HB 1440 Requires health insurers to provide coverage for mental health conditions
Current Bill Summary
- Prepared by Senate Research -

HS/HCS/HB 1440 - This act requires health carriers that offer health benefit plans in this state on or after January 1, 2003, to provide coverage for mental health conditions. Mental health conditions are defined as those listed in the most recent edition of the Diagnostic and Statistical Manual of Mental Disorders. Coverage for mental health conditions cannot have rates, terms, or conditions that place a greater financial burden on an insured for mental health condition than for physical health condition. This mandated benefit shall not apply to supplemental insurance policies, life care contracts, accident- only policies, specified disease policies or other specific policies.

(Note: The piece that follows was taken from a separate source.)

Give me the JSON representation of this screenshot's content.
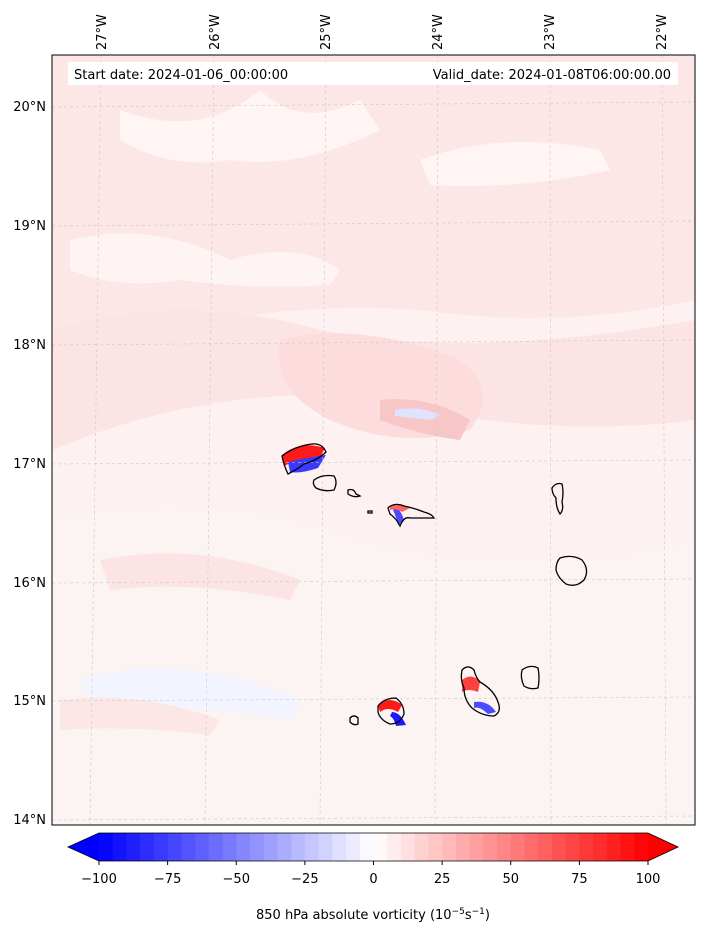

The act also modifies some of the standards for chemical dependency coverage and repeals several sections relating to mental illness and addictive disorders. The sections repealed include current exceptions to the requirement that health insurers who cover services for mental illness and addictive disorders provide the same coverage as they do for physical illness. These provisions include exceptions that allow insurers to limit inpatient hospital treatment for mental illness to 90 days per year (Section 376.811.2), place annual and lifetime limits on alcohol and drug abuse treatment services (Section 376.827), and exclude or apply different limits to certain specified services (Section 376.833).